In code, mutual information is rarely computed directly (it requires estimating joint distributions). In practice, it is approximated via variational bounds — that is what the VAE's ELBO is doing.

import numpy as np

def mi_discrete(joint_probs):
    """Mutual information I(X;Y) for discrete distributions from joint probability table."""
    px = joint_probs.sum(axis=1)   # marginal of X
    py = joint_probs.sum(axis=0)   # marginal of Y
    mi = 0.0
    for i in range(len(px)):
        for j in range(len(py)):
            if joint_probs[i, j] > 0:
                mi += joint_probs[i, j] * np.log(joint_probs[i, j] / (px[i] * py[j]))
    return mi

# Example: X = coin flip quality, Y = landing result (biased coin)
# joint[0,0] = P(fair, heads), joint[0,1] = P(fair, tails), etc.
joint = np.array([[0.35, 0.15],   # fair coin: 50/50
                  [0.40, 0.10]])  # biased coin: 80/20 heads
print(f"I(coin_type; result) = {mi_discrete(joint):.4f} nats")  # → > 0 (correlated)

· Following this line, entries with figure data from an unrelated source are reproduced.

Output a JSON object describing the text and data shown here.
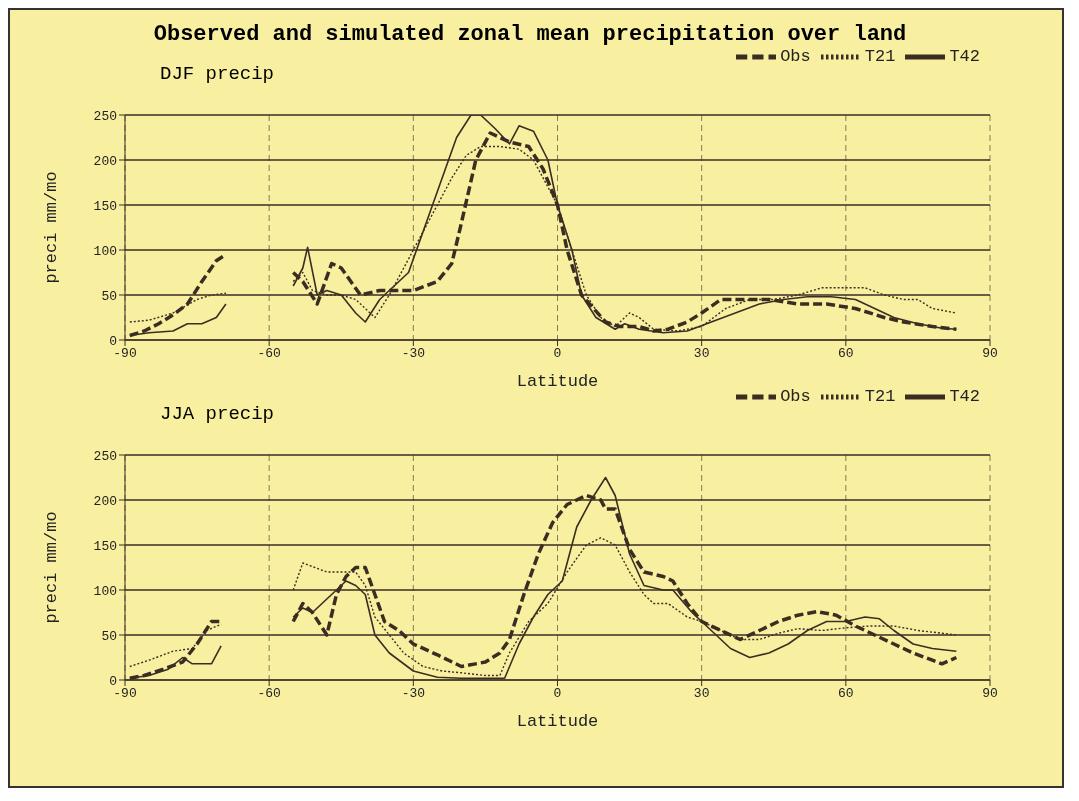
{
  "chart_data": [
    {
      "type": "line",
      "title": "Observed and simulated zonal mean precipitation over land",
      "subtitle": "DJF precip",
      "xlabel": "Latitude",
      "ylabel": "preci mm/mo",
      "xlim": [
        -90,
        90
      ],
      "xticks": [
        -90,
        -60,
        -30,
        0,
        30,
        60,
        90
      ],
      "ylim": [
        0,
        250
      ],
      "yticks": [
        0,
        50,
        100,
        150,
        200,
        250
      ],
      "grid": true,
      "legend": "top right",
      "series": [
        {
          "name": "Obs",
          "color": "#3a2e22",
          "line_style": "dashed",
          "x": [
            -89,
            -86,
            -83,
            -80,
            -77,
            -74,
            -71,
            -69,
            -62,
            -55,
            -53,
            -50,
            -47,
            -45,
            -41,
            -37,
            -33,
            -30,
            -25,
            -22,
            -20,
            -17,
            -14,
            -10,
            -6,
            -3,
            0,
            2,
            5,
            10,
            13,
            17,
            20,
            23,
            27,
            30,
            34,
            38,
            44,
            50,
            56,
            62,
            68,
            72,
            78,
            83
          ],
          "values": [
            5,
            10,
            18,
            28,
            40,
            65,
            88,
            95,
            null,
            75,
            65,
            40,
            85,
            80,
            50,
            55,
            55,
            55,
            65,
            85,
            130,
            200,
            230,
            220,
            215,
            190,
            150,
            100,
            50,
            20,
            15,
            15,
            10,
            12,
            20,
            30,
            45,
            45,
            45,
            40,
            40,
            35,
            25,
            20,
            15,
            12
          ]
        },
        {
          "name": "T21",
          "color": "#3a2e22",
          "line_style": "dotted",
          "x": [
            -89,
            -85,
            -80,
            -75,
            -72,
            -69,
            -62,
            -55,
            -53,
            -51,
            -48,
            -45,
            -42,
            -38,
            -35,
            -32,
            -29,
            -25,
            -22,
            -19,
            -16,
            -12,
            -8,
            -5,
            -2,
            0,
            3,
            6,
            9,
            12,
            15,
            17,
            20,
            25,
            30,
            35,
            40,
            45,
            50,
            55,
            60,
            64,
            68,
            72,
            75,
            78,
            83
          ],
          "values": [
            20,
            22,
            30,
            45,
            50,
            52,
            null,
            65,
            75,
            55,
            50,
            50,
            45,
            25,
            50,
            80,
            110,
            150,
            180,
            205,
            215,
            215,
            212,
            200,
            170,
            150,
            100,
            50,
            25,
            15,
            30,
            25,
            12,
            10,
            15,
            35,
            45,
            45,
            50,
            58,
            58,
            58,
            50,
            45,
            45,
            35,
            30
          ]
        },
        {
          "name": "T42",
          "color": "#3a2e22",
          "line_style": "solid",
          "x": [
            -89,
            -85,
            -80,
            -77,
            -74,
            -71,
            -69,
            -62,
            -55,
            -53,
            -52,
            -50,
            -48,
            -45,
            -42,
            -40,
            -37,
            -34,
            -31,
            -28,
            -24,
            -21,
            -18,
            -16,
            -13,
            -10,
            -8,
            -5,
            -2,
            0,
            3,
            5,
            8,
            12,
            14,
            17,
            22,
            27,
            32,
            37,
            42,
            47,
            52,
            57,
            62,
            66,
            70,
            75,
            80,
            83
          ],
          "values": [
            5,
            8,
            10,
            18,
            18,
            25,
            40,
            null,
            60,
            80,
            103,
            50,
            55,
            50,
            30,
            20,
            45,
            60,
            75,
            120,
            180,
            225,
            250,
            250,
            235,
            218,
            238,
            232,
            200,
            150,
            100,
            50,
            25,
            12,
            18,
            12,
            8,
            10,
            20,
            30,
            40,
            45,
            48,
            48,
            45,
            35,
            25,
            18,
            13,
            12
          ]
        }
      ]
    },
    {
      "type": "line",
      "subtitle": "JJA precip",
      "xlabel": "Latitude",
      "ylabel": "preci mm/mo",
      "xlim": [
        -90,
        90
      ],
      "xticks": [
        -90,
        -60,
        -30,
        0,
        30,
        60,
        90
      ],
      "ylim": [
        0,
        250
      ],
      "yticks": [
        0,
        50,
        100,
        150,
        200,
        250
      ],
      "grid": true,
      "legend": "top right",
      "series": [
        {
          "name": "Obs",
          "color": "#3a2e22",
          "line_style": "dashed",
          "x": [
            -89,
            -86,
            -82,
            -78,
            -75,
            -72,
            -70,
            -62,
            -55,
            -53,
            -51,
            -48,
            -46,
            -44,
            -42,
            -40,
            -38,
            -36,
            -33,
            -30,
            -25,
            -20,
            -15,
            -12,
            -10,
            -7,
            -4,
            -1,
            2,
            6,
            9,
            10,
            12,
            15,
            18,
            22,
            24,
            27,
            30,
            34,
            38,
            42,
            46,
            50,
            54,
            58,
            62,
            66,
            70,
            74,
            78,
            80,
            83
          ],
          "values": [
            2,
            5,
            12,
            20,
            40,
            65,
            65,
            null,
            65,
            85,
            75,
            50,
            95,
            115,
            125,
            125,
            95,
            65,
            55,
            40,
            28,
            15,
            20,
            30,
            45,
            95,
            140,
            175,
            195,
            205,
            200,
            190,
            190,
            145,
            120,
            115,
            110,
            85,
            65,
            55,
            45,
            55,
            65,
            72,
            76,
            72,
            60,
            50,
            40,
            30,
            22,
            18,
            25
          ]
        },
        {
          "name": "T21",
          "color": "#3a2e22",
          "line_style": "dotted",
          "x": [
            -89,
            -85,
            -80,
            -76,
            -73,
            -70,
            -62,
            -55,
            -53,
            -48,
            -45,
            -42,
            -40,
            -38,
            -35,
            -32,
            -28,
            -24,
            -20,
            -15,
            -12,
            -10,
            -6,
            -2,
            2,
            6,
            9,
            12,
            15,
            18,
            20,
            23,
            27,
            30,
            34,
            38,
            42,
            46,
            50,
            55,
            60,
            65,
            70,
            75,
            80,
            83
          ],
          "values": [
            15,
            22,
            32,
            35,
            55,
            62,
            null,
            100,
            130,
            120,
            120,
            120,
            105,
            70,
            50,
            30,
            15,
            10,
            8,
            5,
            5,
            30,
            65,
            85,
            120,
            150,
            158,
            150,
            120,
            95,
            85,
            85,
            70,
            65,
            55,
            45,
            45,
            52,
            57,
            55,
            58,
            60,
            60,
            55,
            52,
            50
          ]
        },
        {
          "name": "T42",
          "color": "#3a2e22",
          "line_style": "solid",
          "x": [
            -89,
            -85,
            -81,
            -78,
            -76,
            -72,
            -70,
            -62,
            -55,
            -53,
            -51,
            -47,
            -44,
            -42,
            -40,
            -38,
            -35,
            -30,
            -25,
            -20,
            -15,
            -11,
            -8,
            -5,
            -2,
            1,
            4,
            7,
            10,
            12,
            15,
            18,
            22,
            24,
            28,
            32,
            36,
            40,
            44,
            48,
            52,
            56,
            60,
            64,
            67,
            70,
            74,
            78,
            83
          ],
          "values": [
            2,
            5,
            12,
            25,
            18,
            18,
            38,
            null,
            70,
            80,
            75,
            95,
            110,
            105,
            95,
            50,
            30,
            10,
            3,
            2,
            2,
            2,
            40,
            70,
            95,
            110,
            170,
            200,
            225,
            205,
            140,
            105,
            100,
            100,
            75,
            55,
            35,
            25,
            30,
            40,
            55,
            65,
            65,
            70,
            68,
            55,
            40,
            35,
            32
          ]
        }
      ]
    }
  ]
}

# Independent variables: MI should be ≈ 0
joint_indep = np.array([[0.25, 0.25],
                        [0.25, 0.25]])
print(f"I(independent) = {mi_discrete(joint_indep):.4f} nats")  # → 0.0

For biologists: MI in genomics

Mutual information is widely used to detect statistical dependencies in biological data — without assuming any particular functional form.

Gene regulatory networks: $I(\text{gene A expression}; \text{gene B expression})$ high → A and B are co-regulated or in the same pathway. The ARACNE algorithm uses MI to reconstruct regulatory networks from expression data.
Genotype–phenotype association: MI between a SNP and a trait measures how much knowing the allele tells you about the phenotype, even for non-linear relationships that ANOVA would miss.
Single-cell multiomics: MI between RNA expression and chromatin accessibility identifies genes whose regulation is coupled to epigenetic state.

MI is appealing in genomics because it is model-free — it measures any kind of dependence, not just linear correlation. The challenge is accurate estimation from limited samples (high-dimensional, sparse data).